Paper: | SAM-P6.7 |
Session: | Applications of Multichannel Signal Processing |
Time: | Friday, May 19, 16:30 - 18:30 |
Presentation: |
Poster
|
Topic: |
Sensor Array and Multichannel Signal Processing: Source localization, separation, classification, and tracking |
Title: |
Spatial Separation of Speech Signals Using Continuously-Variable Masks Estimated from Comparisons of Zero Crossings |
Authors: |
Hyung-Min Park, Richard Stern, Carnegie Mellon University, United States |
Abstract: |
This paper describes an algorithm that achieves noise robustness in speech recognition by reconstructing the desired signal from a mixture of two signals using continuously-variable masks.

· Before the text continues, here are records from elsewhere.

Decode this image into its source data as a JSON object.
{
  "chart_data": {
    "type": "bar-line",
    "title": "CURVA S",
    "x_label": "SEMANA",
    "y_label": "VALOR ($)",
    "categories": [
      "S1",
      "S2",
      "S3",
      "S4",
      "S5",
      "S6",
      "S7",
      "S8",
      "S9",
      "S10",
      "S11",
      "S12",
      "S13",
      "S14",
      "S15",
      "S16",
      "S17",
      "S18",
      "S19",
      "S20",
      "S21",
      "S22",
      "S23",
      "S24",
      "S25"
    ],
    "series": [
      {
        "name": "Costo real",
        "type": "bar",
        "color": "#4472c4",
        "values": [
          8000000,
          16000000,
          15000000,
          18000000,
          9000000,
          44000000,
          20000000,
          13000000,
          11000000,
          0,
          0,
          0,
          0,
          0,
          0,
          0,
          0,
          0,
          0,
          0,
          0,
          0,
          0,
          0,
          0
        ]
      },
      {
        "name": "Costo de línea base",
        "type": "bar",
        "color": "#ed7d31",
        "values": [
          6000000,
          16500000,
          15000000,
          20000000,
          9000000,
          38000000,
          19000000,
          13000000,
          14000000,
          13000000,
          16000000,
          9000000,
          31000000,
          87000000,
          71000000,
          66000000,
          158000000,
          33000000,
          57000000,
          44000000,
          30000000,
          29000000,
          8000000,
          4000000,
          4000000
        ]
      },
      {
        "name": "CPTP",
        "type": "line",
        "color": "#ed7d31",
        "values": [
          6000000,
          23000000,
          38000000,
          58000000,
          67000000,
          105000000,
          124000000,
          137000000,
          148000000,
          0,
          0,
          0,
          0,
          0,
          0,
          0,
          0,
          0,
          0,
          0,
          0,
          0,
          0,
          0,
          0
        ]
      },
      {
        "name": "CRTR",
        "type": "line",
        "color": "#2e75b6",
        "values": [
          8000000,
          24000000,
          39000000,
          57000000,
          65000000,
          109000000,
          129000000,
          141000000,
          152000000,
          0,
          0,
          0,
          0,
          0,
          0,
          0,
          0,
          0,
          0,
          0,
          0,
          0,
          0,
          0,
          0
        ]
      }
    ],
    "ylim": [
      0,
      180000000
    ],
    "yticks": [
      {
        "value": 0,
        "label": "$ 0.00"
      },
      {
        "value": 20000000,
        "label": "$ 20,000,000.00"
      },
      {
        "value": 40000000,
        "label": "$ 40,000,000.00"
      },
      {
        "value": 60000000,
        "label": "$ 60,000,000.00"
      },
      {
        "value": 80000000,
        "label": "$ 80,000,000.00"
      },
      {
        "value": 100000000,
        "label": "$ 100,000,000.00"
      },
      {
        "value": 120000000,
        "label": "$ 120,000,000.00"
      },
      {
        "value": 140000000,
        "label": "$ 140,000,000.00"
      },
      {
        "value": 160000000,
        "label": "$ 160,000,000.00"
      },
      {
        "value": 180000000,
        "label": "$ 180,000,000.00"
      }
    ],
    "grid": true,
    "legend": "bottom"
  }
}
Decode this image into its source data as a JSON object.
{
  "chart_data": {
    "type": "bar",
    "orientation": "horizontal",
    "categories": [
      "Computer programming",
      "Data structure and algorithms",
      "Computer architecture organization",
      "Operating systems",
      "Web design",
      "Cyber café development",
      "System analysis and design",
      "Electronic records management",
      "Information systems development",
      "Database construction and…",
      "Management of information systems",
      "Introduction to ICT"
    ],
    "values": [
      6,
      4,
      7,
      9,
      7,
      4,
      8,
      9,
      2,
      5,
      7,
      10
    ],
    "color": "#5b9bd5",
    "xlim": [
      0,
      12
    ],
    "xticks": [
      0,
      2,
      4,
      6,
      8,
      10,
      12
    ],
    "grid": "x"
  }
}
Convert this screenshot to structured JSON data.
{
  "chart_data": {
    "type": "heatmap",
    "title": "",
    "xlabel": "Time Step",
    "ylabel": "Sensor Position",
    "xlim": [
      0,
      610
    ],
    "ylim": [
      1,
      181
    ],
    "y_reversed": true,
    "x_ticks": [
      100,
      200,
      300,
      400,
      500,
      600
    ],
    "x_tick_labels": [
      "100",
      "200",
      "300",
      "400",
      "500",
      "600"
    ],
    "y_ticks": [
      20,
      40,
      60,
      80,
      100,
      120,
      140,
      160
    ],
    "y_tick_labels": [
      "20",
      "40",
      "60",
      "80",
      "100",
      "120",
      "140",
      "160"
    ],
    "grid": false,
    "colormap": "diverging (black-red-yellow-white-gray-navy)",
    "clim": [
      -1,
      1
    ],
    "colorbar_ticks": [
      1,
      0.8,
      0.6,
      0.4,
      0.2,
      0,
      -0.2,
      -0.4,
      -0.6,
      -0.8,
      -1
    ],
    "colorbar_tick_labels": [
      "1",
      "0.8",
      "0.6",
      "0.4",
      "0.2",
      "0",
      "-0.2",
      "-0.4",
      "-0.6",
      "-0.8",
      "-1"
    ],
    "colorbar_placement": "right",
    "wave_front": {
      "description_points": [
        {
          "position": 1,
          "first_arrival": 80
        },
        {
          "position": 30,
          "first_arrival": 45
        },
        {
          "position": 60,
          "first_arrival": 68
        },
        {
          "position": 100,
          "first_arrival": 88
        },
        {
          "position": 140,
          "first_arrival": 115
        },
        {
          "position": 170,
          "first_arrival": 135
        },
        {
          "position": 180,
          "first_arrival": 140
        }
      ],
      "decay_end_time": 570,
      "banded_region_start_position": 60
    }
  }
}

In contrast to current methods which use binary masks, this approach estimates the relative contribution of the desired source in a mixture of sources and reconstructs the desired signal in proportion to its estimated contribution to each time-frequency segment. Estimation of the continuously-variable masks is based on the relationship between the relative intensity of each source and the interaural time difference (ITD). Estimation of the ITD is accomplished using zero-crossing-based methods. It is shown that the use of zero-crossing approaches to estimate ITDs and continuously-variable masks provide better speech recognition accuracy than cross-correlation-based approaches to ITD estimation and binary masks. |